Why Spanish? Well, I’ve always thought I’d love to speak another language. Fluently. My French and English allow me to communicate with lots of people when I travel. So when considering which language to work on, my first thought was to improve my French.
But then I thought of the jobs I’ve wanted that required Spanish fluency. And Spanish is a darn good language to know if living in the US. Or traveling south of its border. Then there’s the Camino. English and French allowed me to speak with a good number of fellow pilgrims as we walked across northwest Spain, but I was often at a loss when it came to speaking to the innkeepers and other locals.
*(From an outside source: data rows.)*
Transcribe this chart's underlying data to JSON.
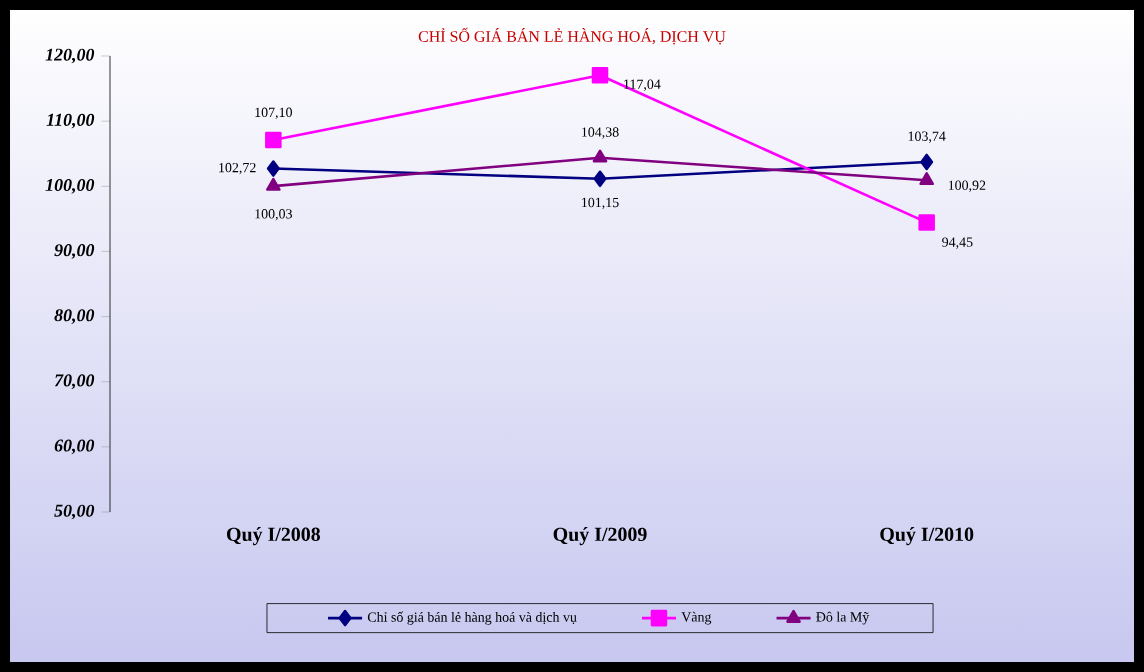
{
  "chart_data": {
    "type": "line",
    "title": "CHỈ SỐ GIÁ BÁN LẺ HÀNG HOÁ, DỊCH VỤ",
    "categories": [
      "Quý I/2008",
      "Quý I/2009",
      "Quý I/2010"
    ],
    "series": [
      {
        "name": "Chỉ số giá bán lẻ hàng hoá và dịch vụ",
        "color": "#000080",
        "marker": "diamond",
        "values": [
          102.72,
          101.15,
          103.74
        ],
        "value_labels": [
          "102,72",
          "101,15",
          "103,74"
        ]
      },
      {
        "name": "Vàng",
        "color": "#ff00ff",
        "marker": "square",
        "values": [
          107.1,
          117.04,
          94.45
        ],
        "value_labels": [
          "107,10",
          "117,04",
          "94,45"
        ]
      },
      {
        "name": "Đô la Mỹ",
        "color": "#800080",
        "marker": "triangle",
        "values": [
          100.03,
          104.38,
          100.92
        ],
        "value_labels": [
          "100,03",
          "104,38",
          "100,92"
        ]
      }
    ],
    "ylim": [
      50,
      120
    ],
    "yticks": [
      {
        "value": 50,
        "label": "50,00"
      },
      {
        "value": 60,
        "label": "60,00"
      },
      {
        "value": 70,
        "label": "70,00"
      },
      {
        "value": 80,
        "label": "80,00"
      },
      {
        "value": 90,
        "label": "90,00"
      },
      {
        "value": 100,
        "label": "100,00"
      },
      {
        "value": 110,
        "label": "110,00"
      },
      {
        "value": 120,
        "label": "120,00"
      }
    ],
    "grid": false,
    "legend": "bottom",
    "line_style": "solid"
  }
}
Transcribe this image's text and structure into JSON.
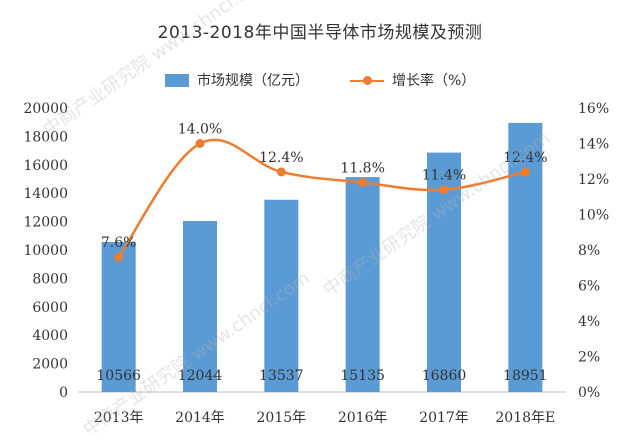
{
  "chart_data": {
    "type": "bar",
    "title": "2013-2018年中国半导体市场规模及预测",
    "categories": [
      "2013年",
      "2014年",
      "2015年",
      "2016年",
      "2017年",
      "2018年E"
    ],
    "series": [
      {
        "name": "市场规模（亿元）",
        "type": "bar",
        "axis": "left",
        "color": "#5b9bd5",
        "values": [
          10566,
          12044,
          13537,
          15135,
          16860,
          18951
        ]
      },
      {
        "name": "增长率（%）",
        "type": "line",
        "axis": "right",
        "color": "#ed7d31",
        "values": [
          7.6,
          14.0,
          12.4,
          11.8,
          11.4,
          12.4
        ],
        "labels": [
          "7.6%",
          "14.0%",
          "12.4%",
          "11.8%",
          "11.4%",
          "12.4%"
        ]
      }
    ],
    "y_left": {
      "min": 0,
      "max": 20000,
      "step": 2000,
      "ticks": [
        "0",
        "2000",
        "4000",
        "6000",
        "8000",
        "10000",
        "12000",
        "14000",
        "16000",
        "18000",
        "20000"
      ]
    },
    "y_right": {
      "min": 0,
      "max": 16,
      "step": 2,
      "ticks": [
        "0%",
        "2%",
        "4%",
        "6%",
        "8%",
        "10%",
        "12%",
        "14%",
        "16%"
      ]
    },
    "bar_labels": [
      "10566",
      "12044",
      "13537",
      "15135",
      "16860",
      "18951"
    ],
    "legend_position": "top",
    "grid": false
  }
}
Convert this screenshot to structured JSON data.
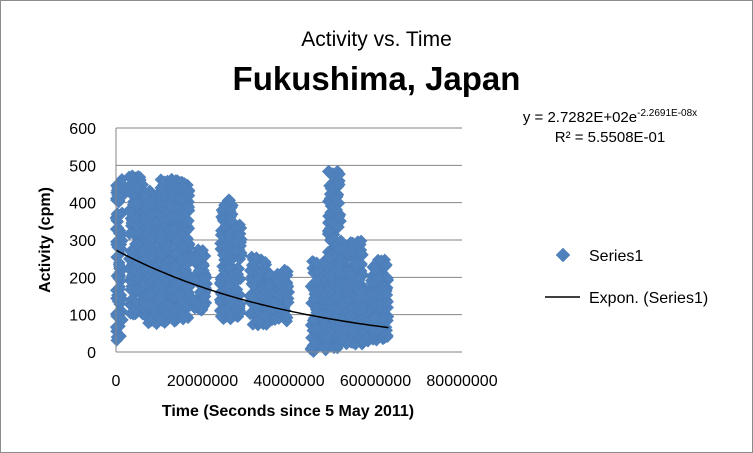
{
  "chart_data": {
    "type": "scatter",
    "title": "Activity vs. Time",
    "subtitle": "Fukushima, Japan",
    "xlabel": "Time (Seconds since 5 May 2011)",
    "ylabel": "Activity (cpm)",
    "xlim": [
      0,
      80000000
    ],
    "ylim": [
      0,
      600
    ],
    "x_ticks": [
      "0",
      "20000000",
      "40000000",
      "60000000",
      "80000000"
    ],
    "y_ticks": [
      "0",
      "100",
      "200",
      "300",
      "400",
      "500",
      "600"
    ],
    "grid": "horizontal",
    "legend_position": "right",
    "series": [
      {
        "name": "Series1",
        "marker": "diamond",
        "color": "#4f81bd",
        "clusters": [
          {
            "x_range": [
              0,
              1500000
            ],
            "y_range": [
              20,
              465
            ]
          },
          {
            "x_range": [
              3000000,
              6500000
            ],
            "y_range": [
              100,
              475
            ]
          },
          {
            "x_range": [
              6500000,
              12000000
            ],
            "y_range": [
              75,
              440
            ]
          },
          {
            "x_range": [
              10000000,
              15000000
            ],
            "y_range": [
              90,
              465
            ]
          },
          {
            "x_range": [
              13000000,
              17000000
            ],
            "y_range": [
              80,
              455
            ]
          },
          {
            "x_range": [
              18000000,
              21000000
            ],
            "y_range": [
              110,
              275
            ]
          },
          {
            "x_range": [
              24000000,
              27000000
            ],
            "y_range": [
              85,
              410
            ]
          },
          {
            "x_range": [
              26000000,
              29000000
            ],
            "y_range": [
              90,
              355
            ]
          },
          {
            "x_range": [
              31000000,
              35000000
            ],
            "y_range": [
              70,
              255
            ]
          },
          {
            "x_range": [
              35000000,
              40000000
            ],
            "y_range": [
              80,
              220
            ]
          },
          {
            "x_range": [
              45000000,
              49000000
            ],
            "y_range": [
              0,
              245
            ]
          },
          {
            "x_range": [
              49000000,
              52000000
            ],
            "y_range": [
              10,
              485
            ]
          },
          {
            "x_range": [
              51000000,
              57000000
            ],
            "y_range": [
              20,
              300
            ]
          },
          {
            "x_range": [
              56000000,
              60000000
            ],
            "y_range": [
              25,
              175
            ]
          },
          {
            "x_range": [
              59000000,
              63000000
            ],
            "y_range": [
              30,
              250
            ]
          }
        ]
      }
    ],
    "trendline": {
      "name": "Expon. (Series1)",
      "type": "exponential",
      "a": 272.82,
      "b": -2.2691e-08,
      "x_range": [
        0,
        63000000
      ],
      "color": "#000000"
    },
    "equation": {
      "line1_prefix": "y = 2.7282E+02e",
      "line1_exponent": "-2.2691E-08x",
      "line2": "R² = 5.5508E-01"
    }
  }
}
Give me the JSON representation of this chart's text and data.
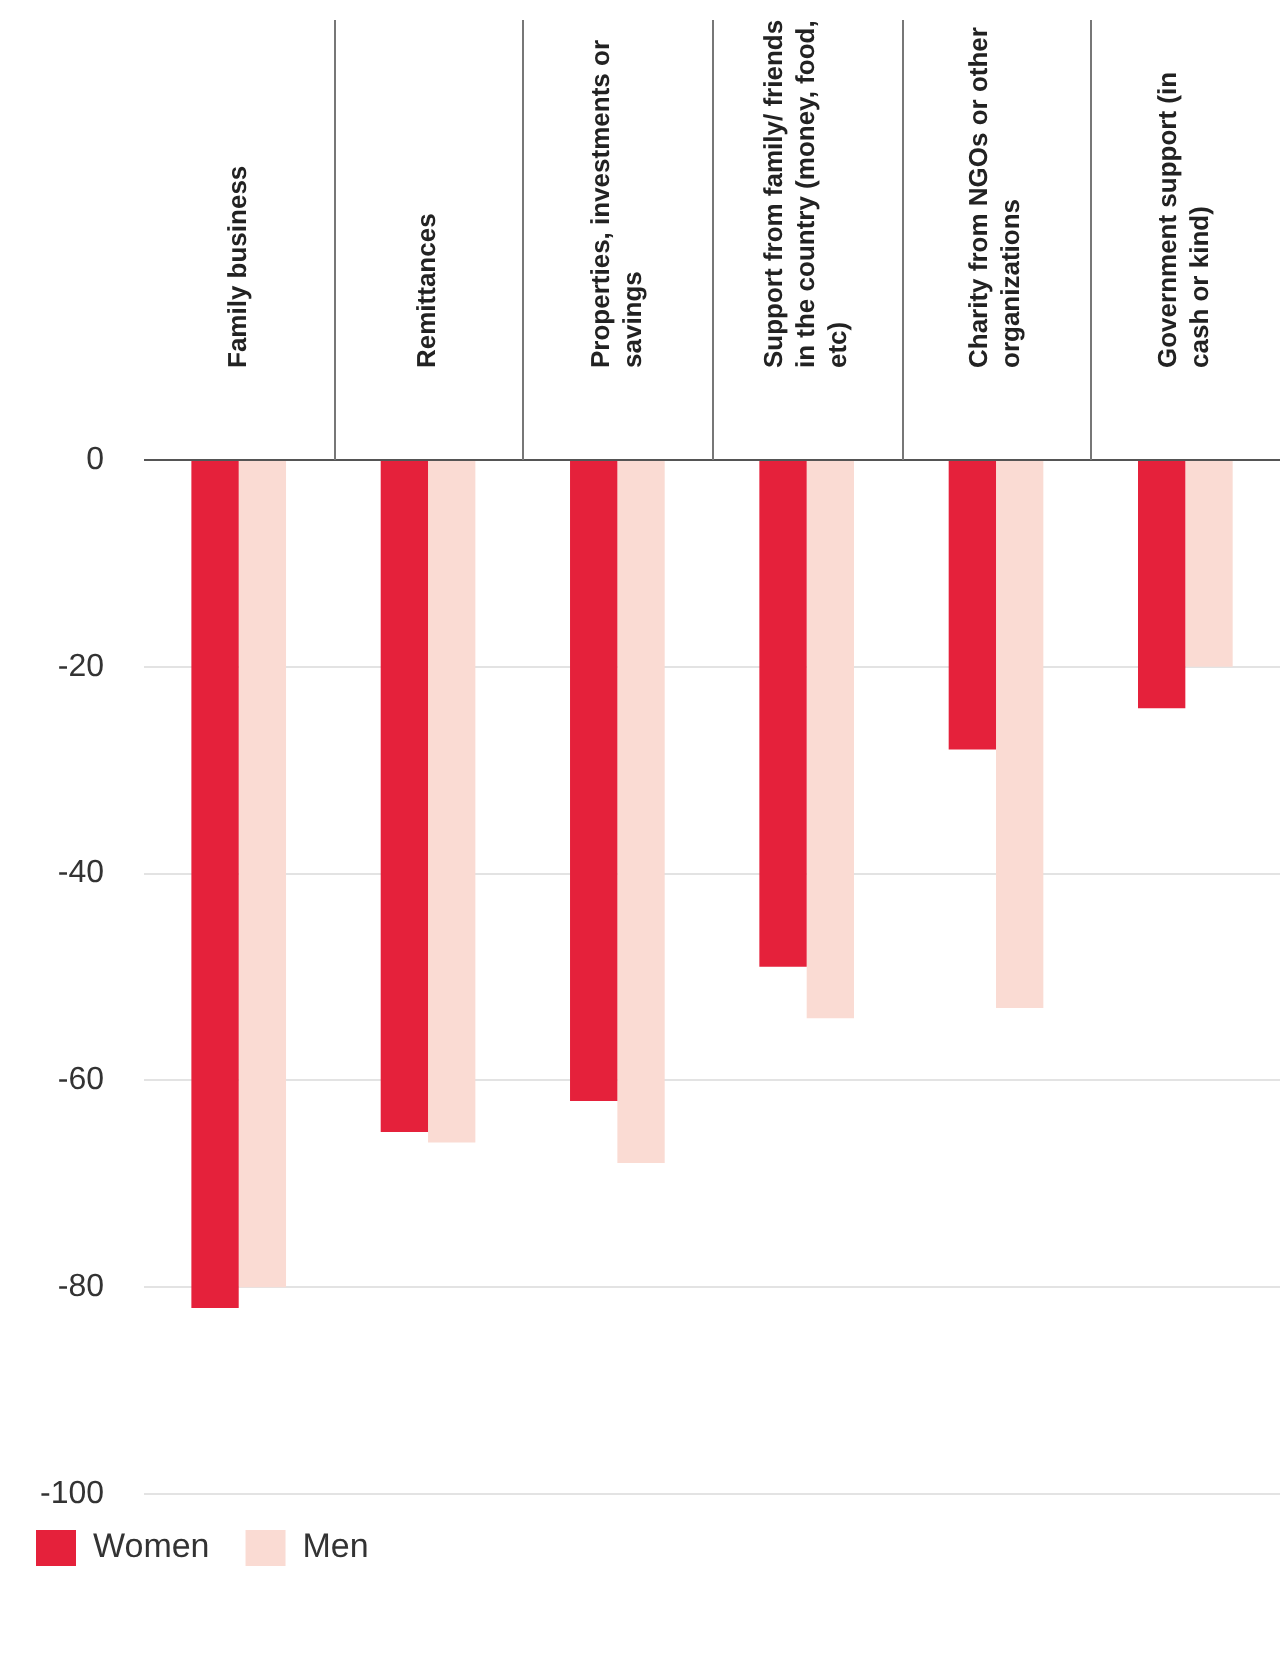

“Oh, but what about Italian?” I thought next. The language of (some of) my ancestors. Oh, how I love Italy. I’ve hit the major cities, the Cinque Terre, the Amalfi Coast. But if I’m going to continue my genealogy research, I’ll soon be headed to the south of that country where English is not spoken nearly as widely.
So I debated. And debated. And then got stricken with paralysis by analysis.
Until I rediscovered Benny, the Irish Polyglot. A polyglot, I learned, is someone who speaks many languages. Benny went from being the guy who couldn’t speak a word of Spanish (after living in Spain for six months) to being able to pick up enough of any language to be conversational–in a few hours.
His advice for how to choose which language to learn was this: pick the one you want to be able to use next. For me, that’s Spanish. Most every trip I’ve taken abroad is to Europe. And if I had to guess where I’d go the next time I’m over there, I’d bet money I’d be back on the Camino.
Yes, I realize Latin American Spanish is different from Spain Spanish, but my goal at this point is just to be able to converse and be understood. And I’m pretty sure knowing any Spanish is better than none.
So I’m off. In 72 hours I’ll be living with a Nicaraguan family with whom I can barely communicate. I’ll take a few hours worth of Spanish lessons each day. And hopefully, by the time I say good-bye to my hosts, we’ll have had some great conversations. Wish me luck.